The MGH team also gave donor bone marrow alongside each transplanted kidney. That contributed to the host immune systems temporarily being made up mostly of donor cells. The proportion declined over the days and weeks following the transplant, but the presence of donor immune cells may tip the odds in favor of the transplanted organ early on.

“You're essentially giving the recipient of the kidney the immune system of the donor,” Legorreta said.

The next step for ITBMed is to wrap up the regulatory talks. That could open up a limited piece of the market, but the company expects to run a larger, pivotal trial to secure a broad approval. To bankroll that effort, ITBMed has turned to a syndicate led by Legorreta. 

Siplizumab’s progress in organ transplants is writing a new chapter for a drug that looked to have fallen away more than a decade ago.

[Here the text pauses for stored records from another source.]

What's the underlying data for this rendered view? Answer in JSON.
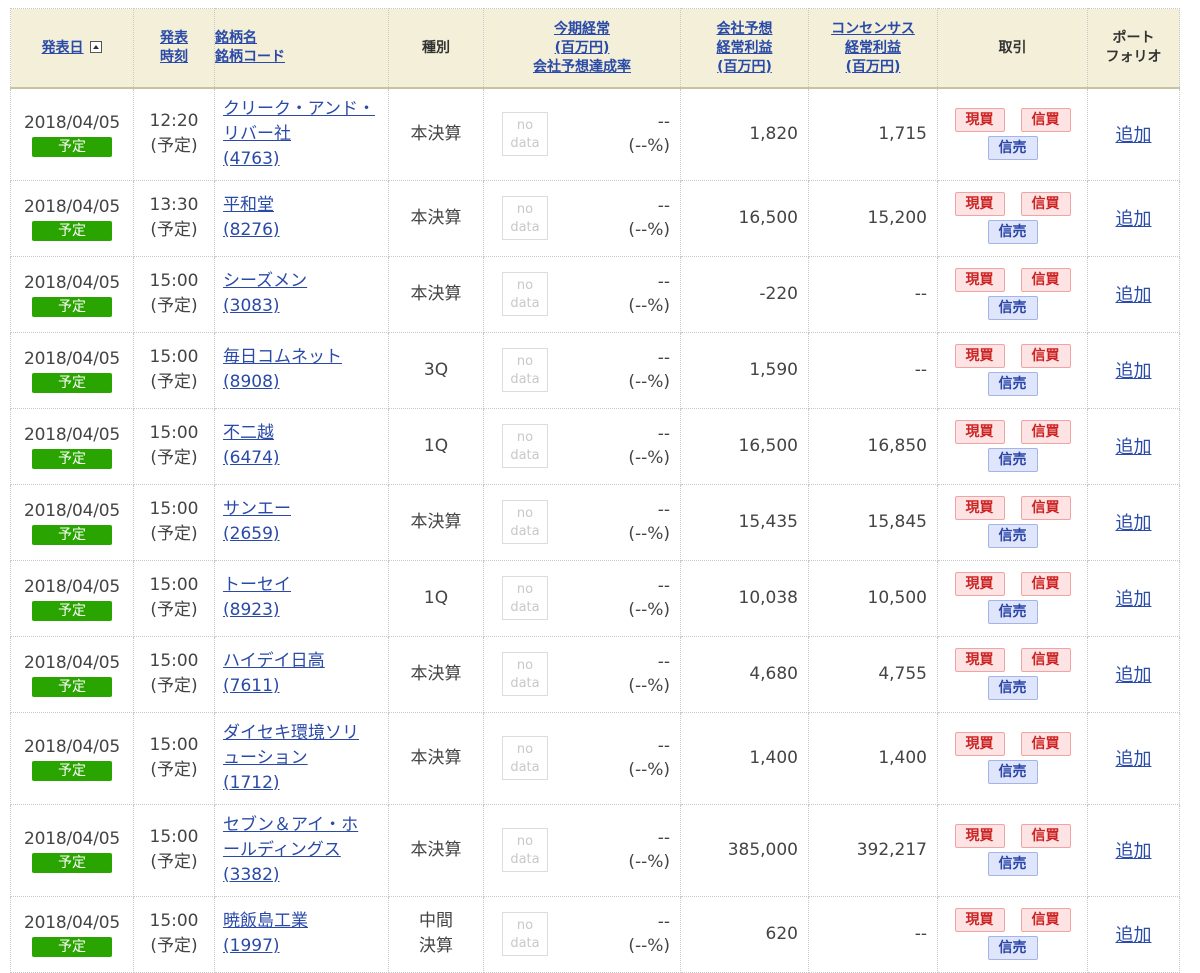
{
  "headers": {
    "date": "発表日",
    "date_icon": "sort-up-icon",
    "time_1": "発表",
    "time_2": "時刻",
    "name_1": "銘柄名",
    "name_2": "銘柄コード",
    "type": "種別",
    "rate_1": "今期経常",
    "rate_2": "(百万円)",
    "rate_3": "会社予想達成率",
    "fcst_1": "会社予想",
    "fcst_2": "経常利益",
    "fcst_3": "(百万円)",
    "cons_1": "コンセンサス",
    "cons_2": "経常利益",
    "cons_3": "(百万円)",
    "trade": "取引",
    "port_1": "ポート",
    "port_2": "フォリオ"
  },
  "labels": {
    "yotei": "予定",
    "nodata_1": "no",
    "nodata_2": "data",
    "dash": "--",
    "pct": "(--%)",
    "buy": "現買",
    "margin_buy": "信買",
    "margin_sell": "信売",
    "add": "追加"
  },
  "rows": [
    {
      "date": "2018/04/05",
      "time": "12:20",
      "time_note": "(予定)",
      "name_lines": [
        "クリーク・アンド・",
        "リバー社"
      ],
      "code": "(4763)",
      "type_lines": [
        "本決算"
      ],
      "forecast": "1,820",
      "consensus": "1,715"
    },
    {
      "date": "2018/04/05",
      "time": "13:30",
      "time_note": "(予定)",
      "name_lines": [
        "平和堂"
      ],
      "code": "(8276)",
      "type_lines": [
        "本決算"
      ],
      "forecast": "16,500",
      "consensus": "15,200"
    },
    {
      "date": "2018/04/05",
      "time": "15:00",
      "time_note": "(予定)",
      "name_lines": [
        "シーズメン"
      ],
      "code": "(3083)",
      "type_lines": [
        "本決算"
      ],
      "forecast": "-220",
      "consensus": "--"
    },
    {
      "date": "2018/04/05",
      "time": "15:00",
      "time_note": "(予定)",
      "name_lines": [
        "毎日コムネット"
      ],
      "code": "(8908)",
      "type_lines": [
        "3Q"
      ],
      "forecast": "1,590",
      "consensus": "--"
    },
    {
      "date": "2018/04/05",
      "time": "15:00",
      "time_note": "(予定)",
      "name_lines": [
        "不二越"
      ],
      "code": "(6474)",
      "type_lines": [
        "1Q"
      ],
      "forecast": "16,500",
      "consensus": "16,850"
    },
    {
      "date": "2018/04/05",
      "time": "15:00",
      "time_note": "(予定)",
      "name_lines": [
        "サンエー"
      ],
      "code": "(2659)",
      "type_lines": [
        "本決算"
      ],
      "forecast": "15,435",
      "consensus": "15,845"
    },
    {
      "date": "2018/04/05",
      "time": "15:00",
      "time_note": "(予定)",
      "name_lines": [
        "トーセイ"
      ],
      "code": "(8923)",
      "type_lines": [
        "1Q"
      ],
      "forecast": "10,038",
      "consensus": "10,500"
    },
    {
      "date": "2018/04/05",
      "time": "15:00",
      "time_note": "(予定)",
      "name_lines": [
        "ハイデイ日高"
      ],
      "code": "(7611)",
      "type_lines": [
        "本決算"
      ],
      "forecast": "4,680",
      "consensus": "4,755"
    },
    {
      "date": "2018/04/05",
      "time": "15:00",
      "time_note": "(予定)",
      "name_lines": [
        "ダイセキ環境ソリ",
        "ューション"
      ],
      "code": "(1712)",
      "type_lines": [
        "本決算"
      ],
      "forecast": "1,400",
      "consensus": "1,400"
    },
    {
      "date": "2018/04/05",
      "time": "15:00",
      "time_note": "(予定)",
      "name_lines": [
        "セブン＆アイ・ホ",
        "ールディングス"
      ],
      "code": "(3382)",
      "type_lines": [
        "本決算"
      ],
      "forecast": "385,000",
      "consensus": "392,217"
    },
    {
      "date": "2018/04/05",
      "time": "15:00",
      "time_note": "(予定)",
      "name_lines": [
        "暁飯島工業"
      ],
      "code": "(1997)",
      "type_lines": [
        "中間",
        "決算"
      ],
      "forecast": "620",
      "consensus": "--"
    }
  ]
}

Working with BioTransplant, MedImmune put siplizumab—then known as MEDI-507—through trials in several indications starting about 20 years ago, generating safety data in more than 400 patients along the way. But the now-AstraZeneca unit’s interest in the asset waned after midphase psoriasis data suggested it would struggle to match the efficacy of drugs such as Enbrel and Humira.   

That closed off development of siplizumab in one indication, but the team at MGH picked up the baton several years later, leading to the data that enabled ITBMed to put together the $67 million round.